La luz es también crucial en Roter Himmel, la nueva película de Christian Petzold, autor de films esenciales del cine alemán actual, como Bárbara (2012), Ave Fénix (2015) y Transit (2018). Rodada en una casa de verano en la costa del Mar Báltico, la película tiene al sol como protagonista hasta que -tal como indica su título original- el cielo comienza a teñirse de rojo, debido a los incendios forestales que van cercando la zona. En esa casa convienen cuatro personajes jóvenes, tres hombres y una mujer (Paula Beer, una figura constante en el cine más reciente de Petzold), en constante tensión entre sí. Tensiones que son eróticas, porque hay una permanente y cambiante circulación del deseo, pero que tienen que ver también con los celos profesionales. De ese cuarteto, hay uno que es escritor –o al menos en eso está- y se le hace evidente que sus compañeros de verano son, a su manera, mejores narradores que él.

Roter Himmel 

Film mutante, capaz de pasar sin transición de la comedia a la tragedia, Roter Himmel es una película constituida, desde el comienzo, por fallas, equívocos, errores y malentendidos que hacen a su materia dramática.
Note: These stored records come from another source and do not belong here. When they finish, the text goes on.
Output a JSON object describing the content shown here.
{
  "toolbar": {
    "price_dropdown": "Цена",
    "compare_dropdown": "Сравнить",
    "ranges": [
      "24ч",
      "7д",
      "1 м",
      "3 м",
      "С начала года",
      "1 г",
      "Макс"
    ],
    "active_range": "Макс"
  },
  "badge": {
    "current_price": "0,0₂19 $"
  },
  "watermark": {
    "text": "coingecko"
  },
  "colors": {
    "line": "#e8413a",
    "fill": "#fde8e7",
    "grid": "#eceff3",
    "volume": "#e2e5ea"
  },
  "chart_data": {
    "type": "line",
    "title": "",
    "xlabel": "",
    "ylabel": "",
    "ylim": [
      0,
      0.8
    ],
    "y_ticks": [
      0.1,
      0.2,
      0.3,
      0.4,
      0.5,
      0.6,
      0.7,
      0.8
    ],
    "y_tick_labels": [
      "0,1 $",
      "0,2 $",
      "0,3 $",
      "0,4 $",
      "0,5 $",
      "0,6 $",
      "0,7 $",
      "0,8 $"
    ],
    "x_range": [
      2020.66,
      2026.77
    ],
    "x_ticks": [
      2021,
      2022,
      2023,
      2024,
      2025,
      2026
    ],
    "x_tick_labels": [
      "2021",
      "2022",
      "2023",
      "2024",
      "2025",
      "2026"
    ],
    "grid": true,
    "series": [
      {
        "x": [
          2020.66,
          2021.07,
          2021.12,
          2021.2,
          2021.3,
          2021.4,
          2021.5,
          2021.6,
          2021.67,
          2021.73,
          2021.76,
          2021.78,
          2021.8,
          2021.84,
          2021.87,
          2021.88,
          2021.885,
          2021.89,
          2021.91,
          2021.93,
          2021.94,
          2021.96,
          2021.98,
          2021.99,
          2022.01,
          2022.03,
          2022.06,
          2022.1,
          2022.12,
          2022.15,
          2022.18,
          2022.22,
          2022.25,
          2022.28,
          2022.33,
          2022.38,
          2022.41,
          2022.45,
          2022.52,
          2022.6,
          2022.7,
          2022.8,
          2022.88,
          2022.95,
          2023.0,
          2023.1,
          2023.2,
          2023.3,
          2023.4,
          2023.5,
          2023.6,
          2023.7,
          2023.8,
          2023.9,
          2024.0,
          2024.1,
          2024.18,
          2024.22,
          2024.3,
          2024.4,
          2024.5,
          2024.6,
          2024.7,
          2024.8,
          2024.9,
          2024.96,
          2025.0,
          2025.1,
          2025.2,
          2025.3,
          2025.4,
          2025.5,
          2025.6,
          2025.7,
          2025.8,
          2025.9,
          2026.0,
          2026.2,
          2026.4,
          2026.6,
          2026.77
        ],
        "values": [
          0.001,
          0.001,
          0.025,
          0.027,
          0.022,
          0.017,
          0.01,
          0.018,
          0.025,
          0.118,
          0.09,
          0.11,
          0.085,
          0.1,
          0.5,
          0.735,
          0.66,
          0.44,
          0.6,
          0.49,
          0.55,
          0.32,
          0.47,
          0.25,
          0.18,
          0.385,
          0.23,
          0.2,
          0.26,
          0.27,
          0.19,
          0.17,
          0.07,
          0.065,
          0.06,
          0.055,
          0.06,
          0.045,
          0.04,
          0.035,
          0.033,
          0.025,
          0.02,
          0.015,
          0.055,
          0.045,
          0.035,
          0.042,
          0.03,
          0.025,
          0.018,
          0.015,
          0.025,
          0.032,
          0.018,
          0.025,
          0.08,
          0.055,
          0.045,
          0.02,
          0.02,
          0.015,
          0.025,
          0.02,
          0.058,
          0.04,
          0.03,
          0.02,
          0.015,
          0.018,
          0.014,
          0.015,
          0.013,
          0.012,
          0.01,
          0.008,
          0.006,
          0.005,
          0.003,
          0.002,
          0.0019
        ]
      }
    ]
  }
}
Sus personajes no son necesariamente queribles y pueden llegar a ser irritantes, pero nunca deja de haber en ellos cierta nobleza. Un nuevo Petzold se avisora aquí: el director que hasta ahora hizo de la pareja su motivo central, aquí se anima a filmar a un grupo. Y si en su película inmediatamente anterior, Undine –que le valió a Paula Beer en la Berlinale 2020 el Oso de Plata a la mejor actriz- el elemento era el agua, aquí el fuego amenaza con devorarlo todo, aunque como en las cenizas de Pompeya siempre pueda quedar la huella del amor.